Jenis kegiatan pembangunan di luar kehutanan yang biasanya ditempuh melalui prosedur ini contohnya antara lain: pembangunan perkebunan/pertanian, transmigrasi, pemukiman, relokasi penduduk akibat bencana alam, pembangunan wilayah perkantoran.
Penggunaan kawasan hutan yang sering dilakukan melalui prosedur pinjam pakai kawasan hutan pada dasarnya merupakan penggunaan sebagian kawasan hutan untuk kepentingan pembangunan di luar kegiatan kehutanan tanpa mengubah status, fungsi serta peruntukan kawasan hutannya.
Berdasarkan ketentuan-ketentuan yang ada terindikasi bahwa pada dasarnya penggunaan kawasan hutan hanya diperbolehkan pada kawasan HP dan Hutan Lindung (HL) saja. Khusus untuk HL tidak boleh (dilarang) melakukan kegiatan pada wilayah permukaan (contoh: tidak boleh melakukan pola penambangan secara terbuka/open pit mining).
Sedangkan prosedur pinjam pakainya ditempuh melalui 2 cara, yaitu: a) Pinjam Pakai Tanpa Kompensasi, diberlakukan hanya pada kegiatan non komersiil yang dilaksanakan dan dimiliki instansi pemerintah serta berada di wilayah provinsi yang luas kawasan hutannya lebih dari 30 % dari luas daratan provinsi yang bersangkutan; b) Pinjam Pakai Dengan Kompensasi, diberlakukan pada kegiatan penggunaan kawasan hutan yang tidak memenuhi ketentuan seperti diatur pada butir a.
Jenis kegiatan pembangunan diluar kehutanan yang biasanya ditempuh melalui prosedur ini, contohnya antara lain: pembangunan pertambangan (batu bara, timah, nikel, emas dll), pembangunan instalasi gas dan perminyakan, pembangunan ketenagalistrikan, pembangunan jalan.
Perubahan fungsi kawasan hutan dapat diartikan sebagai perubahan suatu fungsi kawasan hutan menjadi fungsi kawasan hutan yang lainnya, contoh mudah untuk menggambarkan ini adalah perubahan fungsi kawasan hutan lindung (HL) menjadi hutan produksi (HP) atau perubahan fungsi kawasan hutan produksi (HP) menjadi Taman Nasional (TN).

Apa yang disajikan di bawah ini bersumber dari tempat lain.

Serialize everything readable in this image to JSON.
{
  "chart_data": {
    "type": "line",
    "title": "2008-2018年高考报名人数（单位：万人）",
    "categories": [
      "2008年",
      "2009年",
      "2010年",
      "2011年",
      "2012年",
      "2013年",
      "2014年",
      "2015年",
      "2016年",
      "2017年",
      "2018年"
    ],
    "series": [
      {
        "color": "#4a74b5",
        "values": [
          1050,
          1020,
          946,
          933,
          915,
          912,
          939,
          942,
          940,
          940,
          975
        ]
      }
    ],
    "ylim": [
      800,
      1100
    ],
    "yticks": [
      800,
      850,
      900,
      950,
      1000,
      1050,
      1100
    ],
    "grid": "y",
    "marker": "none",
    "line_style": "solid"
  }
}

Perubahan fungsi ini terjadi biasanya disebabkan oleh karena suatu perkembangan yang mengharuskan suatu fungsi kawasan hutan tersebut harus dirubah, sehingga kawasan hutan tersebut dapat berfungsi sesuai dengan kondisinya. Atau terjadinya kekeliruan awal dalam penunjukan atau penetapan fungsinya sehingga dalam perkembangan terakhir kawasan tersebut perlu dirubah fungsinya.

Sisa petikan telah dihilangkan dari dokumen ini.